Ódios antigos acionados pelo medo

 

 


Naomi Klein
Toronto Globe&Mail

24 de abril de 2002

Tradução Imediata

Eu sabia, a partir do que estavam reportando os e-mails, que algo novo estava acontecendo em Washington, na semana passada. A uma demonstração contra o Banco Mundial e o Fundo Monetário Internacional associou-se uma marcha contra a guerra, assim como demonstrações contra a ocupação do território palestino pelos israelenses. No fim, todas as marchas se juntaram naquilo que os organizadores descreveram como a maior demonstração de solidariedade pela Palestina na história dos EUA. 75,000 pessoas, segundo estimativa da polícia.

Domingo à noite, eu liguei a televisão na esperança de dar uma olhada nesse protesto histórico. Acabei vendo outra coisa: Jean-Marie Le Pen triunfante, celebrando seu novo status de segundo líder mais popular da França. Desde então, tenho pensado se a nova aliança demonstrada nas ruas pode tratar dessa última ameaça.

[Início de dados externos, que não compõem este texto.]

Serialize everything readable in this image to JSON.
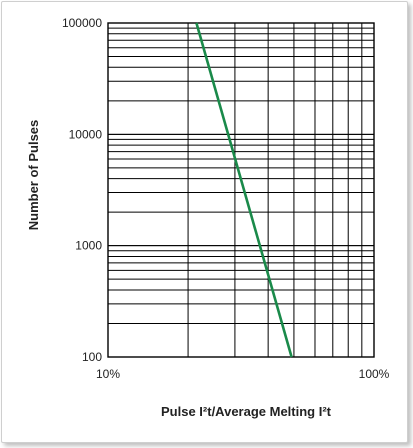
{
  "chart_data": {
    "type": "line",
    "xlabel": "Pulse I²t/Average Melting I²t",
    "ylabel": "Number of Pulses",
    "x_scale": "log",
    "y_scale": "log",
    "xlim": [
      10,
      100
    ],
    "ylim": [
      100,
      100000
    ],
    "x_tick_labels": [
      "10%",
      "100%"
    ],
    "y_tick_labels": [
      "100",
      "1000",
      "10000",
      "100000"
    ],
    "y_tick_values": [
      100,
      1000,
      10000,
      100000
    ],
    "grid": true,
    "line_color": "#1a8a4a",
    "series": [
      {
        "x": [
          21.5,
          49.0
        ],
        "y": [
          100000,
          100
        ]
      }
    ]
  }
}
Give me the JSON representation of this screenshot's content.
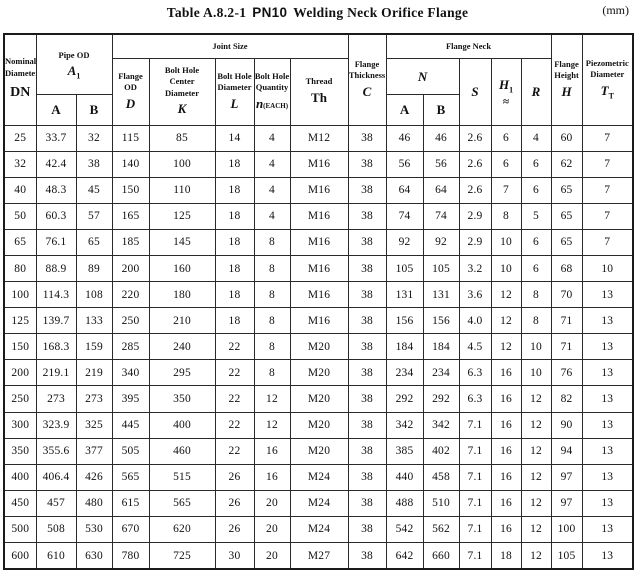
{
  "title": {
    "table_label": "Table A.8.2-1",
    "spec_code": "PN10",
    "name": "Welding Neck Orifice Flange",
    "unit": "(mm)"
  },
  "header": {
    "nominal": {
      "line1": "Nominal",
      "line2": "Diameter",
      "symbol": "DN"
    },
    "pipe_od": {
      "line1": "Pipe OD",
      "symbol": "A",
      "sub": "1"
    },
    "joint_size": "Joint Size",
    "flange_od": {
      "line1": "Flange OD",
      "symbol": "D"
    },
    "bolt_center": {
      "line1": "Bolt Hole",
      "line2": "Center",
      "line3": "Diameter",
      "symbol": "K"
    },
    "bolt_dia": {
      "line1": "Bolt Hole",
      "line2": "Diameter",
      "symbol": "L"
    },
    "bolt_qty": {
      "line1": "Bolt Hole",
      "line2": "Quantity",
      "symbol": "n",
      "suffix": "(EACH)"
    },
    "thread": {
      "line1": "Thread",
      "symbol": "Th"
    },
    "flange_thickness": {
      "line1": "Flange",
      "line2": "Thickness",
      "symbol": "C"
    },
    "flange_neck": "Flange Neck",
    "neck_n": {
      "symbol": "N"
    },
    "col_a": "A",
    "col_b": "B",
    "s": {
      "symbol": "S"
    },
    "h1": {
      "symbol": "H",
      "sub": "1",
      "approx": "≈"
    },
    "r": {
      "symbol": "R"
    },
    "flange_height": {
      "line1": "Flange",
      "line2": "Height",
      "symbol": "H"
    },
    "piezometric": {
      "line1": "Piezometric",
      "line2": "Diameter",
      "symbol": "T",
      "sub": "T"
    }
  },
  "columns": [
    "DN",
    "A",
    "B",
    "D",
    "K",
    "L",
    "n",
    "Th",
    "C",
    "N-A",
    "N-B",
    "S",
    "H1",
    "R",
    "H",
    "TT"
  ],
  "rows": [
    [
      "25",
      "33.7",
      "32",
      "115",
      "85",
      "14",
      "4",
      "M12",
      "38",
      "46",
      "46",
      "2.6",
      "6",
      "4",
      "60",
      "7"
    ],
    [
      "32",
      "42.4",
      "38",
      "140",
      "100",
      "18",
      "4",
      "M16",
      "38",
      "56",
      "56",
      "2.6",
      "6",
      "6",
      "62",
      "7"
    ],
    [
      "40",
      "48.3",
      "45",
      "150",
      "110",
      "18",
      "4",
      "M16",
      "38",
      "64",
      "64",
      "2.6",
      "7",
      "6",
      "65",
      "7"
    ],
    [
      "50",
      "60.3",
      "57",
      "165",
      "125",
      "18",
      "4",
      "M16",
      "38",
      "74",
      "74",
      "2.9",
      "8",
      "5",
      "65",
      "7"
    ],
    [
      "65",
      "76.1",
      "65",
      "185",
      "145",
      "18",
      "8",
      "M16",
      "38",
      "92",
      "92",
      "2.9",
      "10",
      "6",
      "65",
      "7"
    ],
    [
      "80",
      "88.9",
      "89",
      "200",
      "160",
      "18",
      "8",
      "M16",
      "38",
      "105",
      "105",
      "3.2",
      "10",
      "6",
      "68",
      "10"
    ],
    [
      "100",
      "114.3",
      "108",
      "220",
      "180",
      "18",
      "8",
      "M16",
      "38",
      "131",
      "131",
      "3.6",
      "12",
      "8",
      "70",
      "13"
    ],
    [
      "125",
      "139.7",
      "133",
      "250",
      "210",
      "18",
      "8",
      "M16",
      "38",
      "156",
      "156",
      "4.0",
      "12",
      "8",
      "71",
      "13"
    ],
    [
      "150",
      "168.3",
      "159",
      "285",
      "240",
      "22",
      "8",
      "M20",
      "38",
      "184",
      "184",
      "4.5",
      "12",
      "10",
      "71",
      "13"
    ],
    [
      "200",
      "219.1",
      "219",
      "340",
      "295",
      "22",
      "8",
      "M20",
      "38",
      "234",
      "234",
      "6.3",
      "16",
      "10",
      "76",
      "13"
    ],
    [
      "250",
      "273",
      "273",
      "395",
      "350",
      "22",
      "12",
      "M20",
      "38",
      "292",
      "292",
      "6.3",
      "16",
      "12",
      "82",
      "13"
    ],
    [
      "300",
      "323.9",
      "325",
      "445",
      "400",
      "22",
      "12",
      "M20",
      "38",
      "342",
      "342",
      "7.1",
      "16",
      "12",
      "90",
      "13"
    ],
    [
      "350",
      "355.6",
      "377",
      "505",
      "460",
      "22",
      "16",
      "M20",
      "38",
      "385",
      "402",
      "7.1",
      "16",
      "12",
      "94",
      "13"
    ],
    [
      "400",
      "406.4",
      "426",
      "565",
      "515",
      "26",
      "16",
      "M24",
      "38",
      "440",
      "458",
      "7.1",
      "16",
      "12",
      "97",
      "13"
    ],
    [
      "450",
      "457",
      "480",
      "615",
      "565",
      "26",
      "20",
      "M24",
      "38",
      "488",
      "510",
      "7.1",
      "16",
      "12",
      "97",
      "13"
    ],
    [
      "500",
      "508",
      "530",
      "670",
      "620",
      "26",
      "20",
      "M24",
      "38",
      "542",
      "562",
      "7.1",
      "16",
      "12",
      "100",
      "13"
    ],
    [
      "600",
      "610",
      "630",
      "780",
      "725",
      "30",
      "20",
      "M27",
      "38",
      "642",
      "660",
      "7.1",
      "18",
      "12",
      "105",
      "13"
    ]
  ]
}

Como uma pessoa crítica tanto da ocupação israelense quanto da globalização ditada pelas corporações, parece-me que a convergência que ocorreu em Washington no fim de semana passado precisava acontecer há muito tempo. Apesar dos rótulos fáceis como "antiglobalização", os protestos relacionados com o comércio dos últimos três anos têm sido a respeito de autodeterminação: o direito das pessoas, em qualquer lugar, de decidirem como melhor organizar suas sociedades e economias, quer se trate da introdução da reforma agrária, no Brasil, ou da produção de remédios genéricos para a AIDS, na Índia, ou, efetivamente, resistir a uma força de ocupação na Palestina.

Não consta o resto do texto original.